In Württemberg wurde spätestens seit 1764 von allen „Besoldungs-Participanten“ der Arbeitslohn im Abzugsverfahren erhoben.[4] Die in Ostpreußen 1808 eingeführte erste deutsche Einkommensteuer sah ebenfalls den Steuerabzug an der Quelle vor. Ab 1925 wurde der Steuerabzug vom Arbeitslohn deutschlandweit bei allen Arbeitnehmern eingeführt.
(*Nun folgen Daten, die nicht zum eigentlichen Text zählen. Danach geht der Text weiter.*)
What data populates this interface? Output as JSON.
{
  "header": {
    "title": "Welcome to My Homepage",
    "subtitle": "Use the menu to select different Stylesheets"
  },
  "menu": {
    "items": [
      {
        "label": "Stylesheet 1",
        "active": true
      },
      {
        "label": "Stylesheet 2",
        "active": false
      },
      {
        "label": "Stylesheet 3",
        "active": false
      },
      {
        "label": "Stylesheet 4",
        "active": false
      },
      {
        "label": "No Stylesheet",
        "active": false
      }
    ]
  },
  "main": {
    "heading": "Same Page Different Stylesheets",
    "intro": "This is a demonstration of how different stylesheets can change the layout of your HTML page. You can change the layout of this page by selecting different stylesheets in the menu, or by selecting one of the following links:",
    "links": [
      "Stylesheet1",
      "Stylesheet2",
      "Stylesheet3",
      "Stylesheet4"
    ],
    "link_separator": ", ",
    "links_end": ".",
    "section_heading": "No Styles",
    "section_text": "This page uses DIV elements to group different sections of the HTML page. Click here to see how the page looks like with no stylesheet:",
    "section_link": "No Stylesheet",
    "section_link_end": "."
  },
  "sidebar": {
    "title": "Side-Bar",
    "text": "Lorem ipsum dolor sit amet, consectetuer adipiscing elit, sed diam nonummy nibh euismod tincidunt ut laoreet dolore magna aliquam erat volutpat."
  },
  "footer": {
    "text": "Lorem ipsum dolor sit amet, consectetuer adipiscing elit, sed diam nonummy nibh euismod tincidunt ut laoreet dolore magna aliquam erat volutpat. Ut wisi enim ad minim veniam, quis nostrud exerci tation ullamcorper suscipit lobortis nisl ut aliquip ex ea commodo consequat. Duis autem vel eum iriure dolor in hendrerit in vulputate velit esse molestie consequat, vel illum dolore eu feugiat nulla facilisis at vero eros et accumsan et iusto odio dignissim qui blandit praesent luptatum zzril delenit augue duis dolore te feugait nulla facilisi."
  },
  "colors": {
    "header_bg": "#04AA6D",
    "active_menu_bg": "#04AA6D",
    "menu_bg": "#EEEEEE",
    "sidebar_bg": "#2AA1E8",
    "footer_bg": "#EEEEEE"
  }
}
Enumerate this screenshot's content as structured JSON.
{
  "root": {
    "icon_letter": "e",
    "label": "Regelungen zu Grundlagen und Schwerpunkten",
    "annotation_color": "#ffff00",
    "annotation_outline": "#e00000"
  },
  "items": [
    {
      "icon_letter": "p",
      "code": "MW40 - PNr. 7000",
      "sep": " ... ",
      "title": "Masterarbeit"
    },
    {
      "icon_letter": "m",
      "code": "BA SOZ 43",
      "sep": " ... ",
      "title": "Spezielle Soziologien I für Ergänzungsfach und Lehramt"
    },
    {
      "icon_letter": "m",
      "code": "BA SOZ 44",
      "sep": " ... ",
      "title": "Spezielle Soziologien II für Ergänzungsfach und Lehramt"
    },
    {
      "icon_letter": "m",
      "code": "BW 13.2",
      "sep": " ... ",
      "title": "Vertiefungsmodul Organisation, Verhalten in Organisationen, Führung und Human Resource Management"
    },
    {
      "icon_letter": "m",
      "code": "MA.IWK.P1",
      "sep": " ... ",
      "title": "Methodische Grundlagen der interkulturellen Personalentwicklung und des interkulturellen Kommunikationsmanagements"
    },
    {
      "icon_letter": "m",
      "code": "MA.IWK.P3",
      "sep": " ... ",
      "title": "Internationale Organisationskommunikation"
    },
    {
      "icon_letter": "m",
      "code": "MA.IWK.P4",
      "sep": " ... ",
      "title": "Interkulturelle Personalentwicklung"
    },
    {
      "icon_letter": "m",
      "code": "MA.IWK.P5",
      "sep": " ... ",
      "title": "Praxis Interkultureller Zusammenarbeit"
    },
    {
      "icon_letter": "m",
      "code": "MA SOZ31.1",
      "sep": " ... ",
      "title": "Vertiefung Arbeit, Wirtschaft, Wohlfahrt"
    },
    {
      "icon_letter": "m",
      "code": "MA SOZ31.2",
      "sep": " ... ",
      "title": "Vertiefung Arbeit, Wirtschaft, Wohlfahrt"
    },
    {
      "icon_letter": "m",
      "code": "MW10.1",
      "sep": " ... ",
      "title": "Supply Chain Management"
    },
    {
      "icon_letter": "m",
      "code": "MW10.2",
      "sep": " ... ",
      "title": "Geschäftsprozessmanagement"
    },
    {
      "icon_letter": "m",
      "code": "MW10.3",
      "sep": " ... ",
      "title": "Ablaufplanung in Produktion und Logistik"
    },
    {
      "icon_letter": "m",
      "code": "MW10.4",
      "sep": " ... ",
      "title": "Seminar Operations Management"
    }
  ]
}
Quellensteuern tauchten erstmals im Außensteuerrecht auf. Es handelt sich um Steuern, die vom Quellenstaat von Steuerausländern im Rahmen der beschränkten Steuerpflicht direkt vom Ertrag erhoben werden.[5] In Deutschland wurde im März 1965 eine Kuponsteuer eingeführt, die den Zinsertrag inländischer Unternehmensanleihen besteuerte, wenn sich diese im Besitz von Gebietsfremden befanden.[6] Sie war eine typische Quellensteuer und wurde im Dezember 1984 abgeschafft.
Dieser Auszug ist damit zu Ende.